Singing Leporello, baritone Paolo Bordogna delivers a bluntly sardonic, broadly comic portrayal of Don Giovanni’s ubiquitous servant, avoiding any notion of henchman as alter ego — a not uncommon characterization in other productions, Rhombus Media’s 2001 film release, Leporello’s Revenge, a notable example. Slouched, indifferent, rumpled duster hanging from his less than heroic frame, crushed hat in place, Bordogna’s Leporello is very much master of his own quixotic destiny; an irreverent, long-suffering clown.

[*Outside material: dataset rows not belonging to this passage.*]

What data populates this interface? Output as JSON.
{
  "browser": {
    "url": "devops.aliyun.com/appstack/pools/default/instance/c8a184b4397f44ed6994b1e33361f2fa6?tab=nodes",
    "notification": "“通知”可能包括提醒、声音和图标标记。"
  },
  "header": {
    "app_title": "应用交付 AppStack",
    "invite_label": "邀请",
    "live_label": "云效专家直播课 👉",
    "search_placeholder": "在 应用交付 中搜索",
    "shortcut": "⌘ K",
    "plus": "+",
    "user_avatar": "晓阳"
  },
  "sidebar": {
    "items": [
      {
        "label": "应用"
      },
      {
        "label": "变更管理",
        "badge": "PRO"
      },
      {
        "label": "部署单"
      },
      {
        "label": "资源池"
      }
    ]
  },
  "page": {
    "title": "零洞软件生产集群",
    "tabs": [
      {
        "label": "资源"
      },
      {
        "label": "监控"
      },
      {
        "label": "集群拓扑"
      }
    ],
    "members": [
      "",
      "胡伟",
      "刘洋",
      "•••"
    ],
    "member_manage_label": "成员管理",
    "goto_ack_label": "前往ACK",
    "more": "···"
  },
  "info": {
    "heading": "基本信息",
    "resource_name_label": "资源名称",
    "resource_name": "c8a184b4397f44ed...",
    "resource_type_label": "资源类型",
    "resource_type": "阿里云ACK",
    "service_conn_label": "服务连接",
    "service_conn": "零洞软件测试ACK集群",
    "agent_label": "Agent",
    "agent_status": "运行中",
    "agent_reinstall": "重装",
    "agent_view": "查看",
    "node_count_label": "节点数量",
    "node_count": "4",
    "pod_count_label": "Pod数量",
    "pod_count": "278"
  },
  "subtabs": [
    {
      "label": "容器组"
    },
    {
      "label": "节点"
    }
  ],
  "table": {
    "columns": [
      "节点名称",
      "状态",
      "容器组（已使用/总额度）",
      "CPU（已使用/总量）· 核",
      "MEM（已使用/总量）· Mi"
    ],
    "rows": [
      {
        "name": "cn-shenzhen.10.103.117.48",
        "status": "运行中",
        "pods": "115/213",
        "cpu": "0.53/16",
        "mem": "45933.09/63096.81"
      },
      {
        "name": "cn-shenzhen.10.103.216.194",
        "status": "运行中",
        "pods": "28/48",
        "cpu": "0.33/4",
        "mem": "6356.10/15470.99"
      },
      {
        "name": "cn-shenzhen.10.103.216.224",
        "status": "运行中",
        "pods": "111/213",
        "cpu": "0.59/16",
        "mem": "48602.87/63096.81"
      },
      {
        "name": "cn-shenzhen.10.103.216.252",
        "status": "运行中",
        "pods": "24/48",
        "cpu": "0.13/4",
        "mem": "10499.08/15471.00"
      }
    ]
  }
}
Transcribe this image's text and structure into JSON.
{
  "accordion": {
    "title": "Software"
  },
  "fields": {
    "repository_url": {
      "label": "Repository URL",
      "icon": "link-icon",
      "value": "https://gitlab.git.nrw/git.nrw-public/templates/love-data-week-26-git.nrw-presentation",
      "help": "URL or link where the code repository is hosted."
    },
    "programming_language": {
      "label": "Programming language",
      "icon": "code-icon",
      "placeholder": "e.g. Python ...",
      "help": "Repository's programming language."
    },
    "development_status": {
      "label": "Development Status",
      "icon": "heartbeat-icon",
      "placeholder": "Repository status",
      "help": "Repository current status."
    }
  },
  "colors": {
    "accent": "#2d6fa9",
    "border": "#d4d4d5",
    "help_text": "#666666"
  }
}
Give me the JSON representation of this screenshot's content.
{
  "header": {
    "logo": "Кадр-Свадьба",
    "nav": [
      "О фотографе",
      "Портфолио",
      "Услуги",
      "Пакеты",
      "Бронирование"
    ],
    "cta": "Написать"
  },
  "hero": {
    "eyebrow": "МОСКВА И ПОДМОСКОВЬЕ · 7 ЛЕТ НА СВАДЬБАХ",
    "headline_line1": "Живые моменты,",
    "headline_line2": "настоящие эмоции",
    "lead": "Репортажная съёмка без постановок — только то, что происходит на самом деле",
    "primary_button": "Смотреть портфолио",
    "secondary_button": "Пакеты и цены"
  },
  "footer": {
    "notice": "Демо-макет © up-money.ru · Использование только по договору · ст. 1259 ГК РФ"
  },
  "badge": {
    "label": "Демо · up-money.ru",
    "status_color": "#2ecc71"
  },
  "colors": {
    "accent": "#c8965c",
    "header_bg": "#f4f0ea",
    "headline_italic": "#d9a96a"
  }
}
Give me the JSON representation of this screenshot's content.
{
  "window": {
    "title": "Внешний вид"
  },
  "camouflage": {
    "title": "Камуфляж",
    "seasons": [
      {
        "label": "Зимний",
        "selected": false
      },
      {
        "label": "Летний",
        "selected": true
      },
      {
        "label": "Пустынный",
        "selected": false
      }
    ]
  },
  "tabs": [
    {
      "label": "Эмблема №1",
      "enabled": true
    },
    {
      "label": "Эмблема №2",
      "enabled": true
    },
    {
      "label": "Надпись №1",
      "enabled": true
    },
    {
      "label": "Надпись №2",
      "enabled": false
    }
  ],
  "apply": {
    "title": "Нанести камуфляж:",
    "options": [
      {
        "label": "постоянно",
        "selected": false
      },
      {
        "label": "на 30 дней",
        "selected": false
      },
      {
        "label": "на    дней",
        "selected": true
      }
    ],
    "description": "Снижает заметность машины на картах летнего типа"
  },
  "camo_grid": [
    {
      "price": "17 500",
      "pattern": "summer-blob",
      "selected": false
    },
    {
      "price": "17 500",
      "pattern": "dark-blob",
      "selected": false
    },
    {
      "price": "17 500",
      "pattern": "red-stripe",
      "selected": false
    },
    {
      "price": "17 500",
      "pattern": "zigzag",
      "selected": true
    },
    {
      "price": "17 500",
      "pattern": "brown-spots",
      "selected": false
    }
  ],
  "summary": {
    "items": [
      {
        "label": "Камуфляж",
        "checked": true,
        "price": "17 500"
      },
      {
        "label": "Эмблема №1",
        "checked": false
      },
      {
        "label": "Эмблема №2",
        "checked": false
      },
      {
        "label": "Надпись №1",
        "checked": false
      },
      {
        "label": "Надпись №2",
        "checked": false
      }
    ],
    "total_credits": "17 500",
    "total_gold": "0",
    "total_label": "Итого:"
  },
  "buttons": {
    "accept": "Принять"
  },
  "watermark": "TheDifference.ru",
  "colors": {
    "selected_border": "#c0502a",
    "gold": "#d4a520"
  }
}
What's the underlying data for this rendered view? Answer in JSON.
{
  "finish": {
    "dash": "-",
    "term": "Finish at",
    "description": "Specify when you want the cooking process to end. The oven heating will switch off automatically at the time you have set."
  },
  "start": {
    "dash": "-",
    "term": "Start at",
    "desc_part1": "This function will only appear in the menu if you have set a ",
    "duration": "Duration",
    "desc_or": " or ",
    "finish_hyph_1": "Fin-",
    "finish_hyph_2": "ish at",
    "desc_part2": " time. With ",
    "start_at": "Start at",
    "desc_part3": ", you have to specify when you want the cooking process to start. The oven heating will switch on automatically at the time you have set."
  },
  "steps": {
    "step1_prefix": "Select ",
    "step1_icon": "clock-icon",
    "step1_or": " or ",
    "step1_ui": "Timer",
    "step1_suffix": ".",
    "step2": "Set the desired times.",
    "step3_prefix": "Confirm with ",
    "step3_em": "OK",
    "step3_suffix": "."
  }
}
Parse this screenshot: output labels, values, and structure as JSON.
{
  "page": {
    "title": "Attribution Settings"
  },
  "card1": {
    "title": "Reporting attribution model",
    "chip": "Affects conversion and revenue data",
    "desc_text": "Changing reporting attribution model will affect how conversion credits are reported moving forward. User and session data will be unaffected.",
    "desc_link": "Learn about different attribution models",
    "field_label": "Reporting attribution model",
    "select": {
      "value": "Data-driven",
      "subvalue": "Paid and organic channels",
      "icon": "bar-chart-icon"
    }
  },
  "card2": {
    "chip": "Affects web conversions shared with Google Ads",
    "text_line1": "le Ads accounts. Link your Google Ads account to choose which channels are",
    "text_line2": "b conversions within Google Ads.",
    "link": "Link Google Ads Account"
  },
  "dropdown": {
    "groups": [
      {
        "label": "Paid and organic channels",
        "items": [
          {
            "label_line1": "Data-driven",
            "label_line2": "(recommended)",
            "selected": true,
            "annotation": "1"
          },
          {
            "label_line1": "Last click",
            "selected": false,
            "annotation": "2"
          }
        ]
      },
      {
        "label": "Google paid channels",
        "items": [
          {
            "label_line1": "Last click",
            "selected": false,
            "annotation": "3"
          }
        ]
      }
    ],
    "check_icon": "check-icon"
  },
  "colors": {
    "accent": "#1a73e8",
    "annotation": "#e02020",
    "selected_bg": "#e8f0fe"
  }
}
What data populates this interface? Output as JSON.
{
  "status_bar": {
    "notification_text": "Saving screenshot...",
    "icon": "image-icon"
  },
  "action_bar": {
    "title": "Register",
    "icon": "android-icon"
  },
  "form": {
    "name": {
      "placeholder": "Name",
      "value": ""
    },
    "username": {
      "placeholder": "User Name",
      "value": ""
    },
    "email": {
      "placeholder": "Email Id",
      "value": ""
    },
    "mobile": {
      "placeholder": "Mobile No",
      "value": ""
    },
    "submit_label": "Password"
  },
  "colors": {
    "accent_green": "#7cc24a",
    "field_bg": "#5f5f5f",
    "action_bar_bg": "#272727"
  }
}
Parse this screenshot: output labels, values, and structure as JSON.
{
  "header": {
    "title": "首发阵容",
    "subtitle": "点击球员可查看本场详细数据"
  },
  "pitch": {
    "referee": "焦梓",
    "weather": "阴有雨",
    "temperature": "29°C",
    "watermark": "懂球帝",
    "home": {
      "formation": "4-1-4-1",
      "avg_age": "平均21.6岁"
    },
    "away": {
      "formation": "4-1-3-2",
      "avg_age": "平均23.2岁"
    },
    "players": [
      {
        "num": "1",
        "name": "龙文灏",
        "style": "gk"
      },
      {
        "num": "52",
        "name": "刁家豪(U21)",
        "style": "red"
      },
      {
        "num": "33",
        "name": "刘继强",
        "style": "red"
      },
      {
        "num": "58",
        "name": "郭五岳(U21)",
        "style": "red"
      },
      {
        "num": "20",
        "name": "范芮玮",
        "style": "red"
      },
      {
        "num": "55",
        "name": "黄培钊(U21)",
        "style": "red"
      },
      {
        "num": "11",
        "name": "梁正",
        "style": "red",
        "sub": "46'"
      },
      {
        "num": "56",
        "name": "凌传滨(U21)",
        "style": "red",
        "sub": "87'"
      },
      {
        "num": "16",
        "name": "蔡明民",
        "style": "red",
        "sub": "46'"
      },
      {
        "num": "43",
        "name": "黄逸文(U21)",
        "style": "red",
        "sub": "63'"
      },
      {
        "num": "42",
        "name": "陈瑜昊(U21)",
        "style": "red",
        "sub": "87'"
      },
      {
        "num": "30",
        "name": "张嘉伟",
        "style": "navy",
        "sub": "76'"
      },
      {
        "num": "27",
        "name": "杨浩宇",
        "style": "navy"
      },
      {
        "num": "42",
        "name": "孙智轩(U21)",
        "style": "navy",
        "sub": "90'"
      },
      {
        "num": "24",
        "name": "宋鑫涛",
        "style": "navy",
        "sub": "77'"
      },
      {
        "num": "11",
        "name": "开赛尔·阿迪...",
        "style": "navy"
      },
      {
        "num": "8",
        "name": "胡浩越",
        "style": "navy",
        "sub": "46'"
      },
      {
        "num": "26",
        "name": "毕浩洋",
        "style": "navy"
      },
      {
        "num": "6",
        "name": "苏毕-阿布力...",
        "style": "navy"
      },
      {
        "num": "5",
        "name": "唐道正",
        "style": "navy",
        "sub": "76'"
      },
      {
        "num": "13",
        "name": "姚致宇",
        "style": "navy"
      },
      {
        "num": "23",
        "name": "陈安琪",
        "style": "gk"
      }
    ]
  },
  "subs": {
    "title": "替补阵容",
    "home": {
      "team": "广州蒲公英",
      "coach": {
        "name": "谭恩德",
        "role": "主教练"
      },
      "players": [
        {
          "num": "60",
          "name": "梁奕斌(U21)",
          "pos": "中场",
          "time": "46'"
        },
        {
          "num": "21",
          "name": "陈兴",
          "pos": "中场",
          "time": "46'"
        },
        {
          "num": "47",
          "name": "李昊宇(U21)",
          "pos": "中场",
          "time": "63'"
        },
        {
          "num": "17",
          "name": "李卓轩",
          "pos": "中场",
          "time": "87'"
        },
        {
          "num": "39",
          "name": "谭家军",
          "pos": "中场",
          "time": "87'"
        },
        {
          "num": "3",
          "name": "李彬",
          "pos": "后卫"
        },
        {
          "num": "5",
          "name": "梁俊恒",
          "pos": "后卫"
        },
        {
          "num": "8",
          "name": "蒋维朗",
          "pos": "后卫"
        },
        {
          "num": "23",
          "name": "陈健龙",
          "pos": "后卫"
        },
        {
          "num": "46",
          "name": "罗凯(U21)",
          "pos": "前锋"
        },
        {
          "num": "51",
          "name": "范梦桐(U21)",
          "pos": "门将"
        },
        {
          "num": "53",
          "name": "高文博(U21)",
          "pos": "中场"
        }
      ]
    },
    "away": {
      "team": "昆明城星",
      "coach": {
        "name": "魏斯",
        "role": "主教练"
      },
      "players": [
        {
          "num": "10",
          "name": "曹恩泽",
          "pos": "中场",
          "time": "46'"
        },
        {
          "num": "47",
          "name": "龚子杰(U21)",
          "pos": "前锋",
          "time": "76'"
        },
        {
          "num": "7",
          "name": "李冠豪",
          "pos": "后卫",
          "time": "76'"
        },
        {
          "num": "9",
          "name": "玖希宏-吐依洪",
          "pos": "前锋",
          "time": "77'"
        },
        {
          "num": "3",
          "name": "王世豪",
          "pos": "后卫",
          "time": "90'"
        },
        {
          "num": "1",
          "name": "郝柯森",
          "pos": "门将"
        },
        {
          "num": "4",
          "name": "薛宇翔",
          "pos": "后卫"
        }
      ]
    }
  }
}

Sopranos Mané Goloyan, Anita Hartig and mezzo-soprano Simone McIntosh appear as Mozart’s infinitely human, vocally dynamic operatic triumvirate, Donna Anna, Donna Elvira and Zerlina respectively, each gifted with multiple, intensely dramatic solo turns in the spotlight. Hartig positively sizzles in her fiery airing of Elvira’s Ah! chi mi dice mai (“Who can tell me where to find the rogue”), her dusky timbre red hot with rage. Goloyan, gifted with a somewhat more silvery instrument, is no less explosive in Donna Anna’s ferocious vengeance aria, Or sai chi l’onore (“Now you know who tried to dishonour me”). Zerlina’s coquettish Batti, batti, o bel Masetto (“Beat me, my darling Masetto”), as rendered by McIntosh, assumes a gently ironic tone, a whiff of sarcasm underlying her bright, unclouded stylings, a welcome attempt to dispel at least some of the problematic misogyny still clinging to the piece after more than 200 years.
Tenor Ben Bliss is Donna Anna’s ever-faithful betrothed, Don Ottavio, protective and devoted and, as Bliss makes ringingly clear in his gorgeous rendition of Mozart’s intensely heartfelt, Come mai creder deggio…Dalla sua pace (“How can I believe that a nobleman could be guilty of so black a crime!”), capable of deep, abiding tenderness.
Bass-baritone Joel Allison is an appealing, untypically purposeful Masetto, Zerlina’s jealous fiancé. Bass David Leigh is a suitably commanding Commendatore, appearing in several altogether original non-singing walk-ons, as a grim, ghostly visitor to Don Giovanni’s cursed abode, partnered by a faceless cohort of female apparitions.
The Canadian Opera Company Orchestra, under the leadership of conductor Johannes Debus, triumphs in a gloriously exuberant performance of Mozart’s tirelessly animated score, piano continuo assertive and eager, strings particularly lush.
Though radically reduced in number, presumably in the interest of heightened theatrical intimacy, the Canadian Opera Company Chorus, as always, thoroughly delights.
A remarkable Don Giovanni, haunting and haunted. A unique synthesis of innovation and classicism. Captivating.